Lynn Rosenthal, founder and CEO of Periscape VR, adds, “I think most travelers have heard of virtual reality and are excited to try it. We have brand ambassadors as a concierge service to answer questions and provide the headsets to the user and provide great customer service. And this content has been curated specifically for international airport audiences during summer.”
With so many passengers passing through Terminal 4 on a daily basis, Rosenthal suggests the Experience Center is a great location for virtual reality content creators, some of whom are now spending an upwards of $6 million on development, to get their content exposed to a wider audience.
The installation is currently planned for only six months. Midgely says JFKIAT will look at a lot of factors, including how much revenue it generates, before deciding the next step. “We’ll also have to consider if a kiosk is the right format,” he adds. “What’s good about this space is it’s out in the open and very visible—people can see it and that seems to be a factor that’s contributing to its success. If you try to put it in a defined retail space, you might lose that effect.”
VR In Advertising
Periscape VR’s initial foray into North American at Terminal 4 is exclusively entertainment/game focused, but Rosenthal says the company is also looking at some form of branded VR content in airports going forward.
Though it can be fairly costly to put together a VR experience, some brands have already worked with advertising airport concessionaires on short-term projects that build brand messages into VR experiences. JCDecaux is working with Visualize on an immersive VR video experience at London’s Heathrow Airport (LHR) to educate advertisers on the benefits of in-terminal ad programs.
Clear Channel Airports has taken the branded VR experience even further, working with several brands such as The Jackson Hole Travel & Tourism Board: Visit Jackson Hole, which launched a VR-based tourism marketing campaign at Minneapolis-St. Paul International Airport (MSP) during the time surrounding Super Bowl LII.
Called “Stay Wild,” the campaign showcased the scenery and activities that make Jackson Hole such a special vacation destination.

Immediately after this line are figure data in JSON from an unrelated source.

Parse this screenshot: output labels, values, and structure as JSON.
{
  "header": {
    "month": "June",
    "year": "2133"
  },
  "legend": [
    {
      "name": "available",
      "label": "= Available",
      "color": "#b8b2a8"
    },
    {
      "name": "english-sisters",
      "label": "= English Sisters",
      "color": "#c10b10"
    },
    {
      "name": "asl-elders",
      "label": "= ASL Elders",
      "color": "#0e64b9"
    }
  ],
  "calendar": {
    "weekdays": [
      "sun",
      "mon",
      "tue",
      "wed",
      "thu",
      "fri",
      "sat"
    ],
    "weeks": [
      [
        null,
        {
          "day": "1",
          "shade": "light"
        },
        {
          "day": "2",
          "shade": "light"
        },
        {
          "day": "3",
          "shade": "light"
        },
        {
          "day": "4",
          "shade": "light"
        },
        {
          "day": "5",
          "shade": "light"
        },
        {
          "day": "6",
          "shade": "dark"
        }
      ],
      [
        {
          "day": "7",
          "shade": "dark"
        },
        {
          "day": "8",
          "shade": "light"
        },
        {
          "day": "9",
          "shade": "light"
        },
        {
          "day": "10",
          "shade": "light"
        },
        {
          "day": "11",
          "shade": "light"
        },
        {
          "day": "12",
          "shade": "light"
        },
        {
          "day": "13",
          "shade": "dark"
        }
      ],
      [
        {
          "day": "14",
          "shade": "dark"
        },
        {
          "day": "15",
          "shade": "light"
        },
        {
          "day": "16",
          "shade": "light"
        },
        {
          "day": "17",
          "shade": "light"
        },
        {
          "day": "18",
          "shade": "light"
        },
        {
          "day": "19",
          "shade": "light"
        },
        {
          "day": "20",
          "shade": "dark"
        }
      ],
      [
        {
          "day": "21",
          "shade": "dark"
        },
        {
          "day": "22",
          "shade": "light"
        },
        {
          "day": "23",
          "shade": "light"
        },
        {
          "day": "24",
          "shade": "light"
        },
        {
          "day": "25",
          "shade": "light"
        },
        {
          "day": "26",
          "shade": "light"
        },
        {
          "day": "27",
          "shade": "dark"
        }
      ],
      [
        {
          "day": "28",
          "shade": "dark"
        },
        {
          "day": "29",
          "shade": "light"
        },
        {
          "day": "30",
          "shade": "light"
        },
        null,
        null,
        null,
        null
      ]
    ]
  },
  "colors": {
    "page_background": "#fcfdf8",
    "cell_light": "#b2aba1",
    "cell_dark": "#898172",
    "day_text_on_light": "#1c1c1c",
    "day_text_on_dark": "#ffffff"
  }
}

“As people were in town for the Super Bowl, they would stop and see this display and view, for example, what it’s like going down a ski slope,” says Brian Bloch, marketing director for Clear Channel Airports, adding many of those travelers also ended up posting about the VR experience on social media, furthering extending the reach of the program.
Clear Channel Airports also worked with Facebook at Denver International Airport (DEN) on a temporary pop-up to promote their Oculus VR headsets.
“When brands have done really good activations like Facebook at Denver, there were lines of travelers waiting to participate,” says John Moyer, Clear Channel Airports senior vice president for airport development. “One of the greatest benefits is the ability for VR to create immersive and emotional experiences. This creates brand awareness for both advertisers and the airport as the passenger will remember the experience and where the experience occurred.”